Southern Alberta's wedding, honeymoon and special occasion planning website offers tips and information for planning your special event.

Useful wedding advice, tips, questions for planning your wedding.

Wedding Rings

The wedding rings and engagement ring you choose will be one of the most prized and lasting pieces of your wedding day. Your ring is not only an important factor in becoming married, but it's also a lifelong symbol of your love and commitment to each other. You will want to choose rings that are timeless and highest quality you can afford.


Your instincts are important when it comes to the look and design of your ring. Ask yourself if it's a design you'll feel comfortable wearing every day. There are many styles to choose from - traditional to current fashion statements, as well as any customized design you can think of. There isn't a wrong answer to what style of ring you should choose.

Material:  Gold, Silver or Platinum?

Primary ring metal choices include:

Yellow Gold:  It is the most traditional of ring metals. Look at the mark inside the band to find out the quality of the gold. Usually it's 14k, 18k or 24k. Even though 24k is the most pure, it's also the softest and can scratch easily if you work with your hands.

White Gold:  It's popular because it coordinates with both silver and platinum jewelry, and is more economical than platinum.

Platinum:  This is the hardest metal and it's also very stylish. It's more expensive than gold, though.

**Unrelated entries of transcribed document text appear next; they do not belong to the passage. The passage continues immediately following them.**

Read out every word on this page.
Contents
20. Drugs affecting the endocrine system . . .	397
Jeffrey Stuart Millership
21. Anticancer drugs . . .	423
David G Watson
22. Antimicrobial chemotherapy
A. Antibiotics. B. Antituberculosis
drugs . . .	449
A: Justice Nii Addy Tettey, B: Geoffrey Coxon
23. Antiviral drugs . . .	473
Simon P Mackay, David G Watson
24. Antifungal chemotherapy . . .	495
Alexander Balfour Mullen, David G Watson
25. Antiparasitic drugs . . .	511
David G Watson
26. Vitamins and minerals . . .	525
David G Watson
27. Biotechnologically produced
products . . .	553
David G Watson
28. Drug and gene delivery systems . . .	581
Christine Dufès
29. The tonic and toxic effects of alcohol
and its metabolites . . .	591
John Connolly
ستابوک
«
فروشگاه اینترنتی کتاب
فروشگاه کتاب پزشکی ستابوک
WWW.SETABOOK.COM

Gold and platinum are the usual recommendations made by jewelers because they're more durable than silver and hold a higher value. Sometimes a gold or silver ring will have a platinum setting because it will protect the stone better.

Titanium and stainless steel have become more popular because of their lower cost and high strength. A type of setting called a tension setting can be done with these materials, and it is quite popular because it gives the illusion of a floating stone. A drawback for titanium, though is that it could cause problems with removal in case of an emergency. Hospital tools are unable to cut some grades of titanium.

Precious Gems:

It's important to remember that you'll likely wear your ring every day for the rest of your life. Although softer stones are beautiful, they aren't usually the best choice for an engagement or wedding ring. The Mohs scale registers a stone's ability to resist abrasion with 10 (diamonds) the strongest and 1 (talc) the weakest. If you do a lot of activity with your hands (consider how long a manicure lasts on you), then you should limit your choices to the stronger gems.

Here is a list of common stones and their hardness level:

Diamonds 10
Rubies 9
Sapphire 9
Emerald 8
Topaz 8
Aquamarine 7.5-8
Amethyst 7
Garnet 6.5-7.5
Opal 6

Anything less than a 7 on the Mohs scale is not recommended for an engagement ring. Pearls and opals are rare, because these are soft stones. Also, the general rule on stones is the darker the color, the more expensive the stone.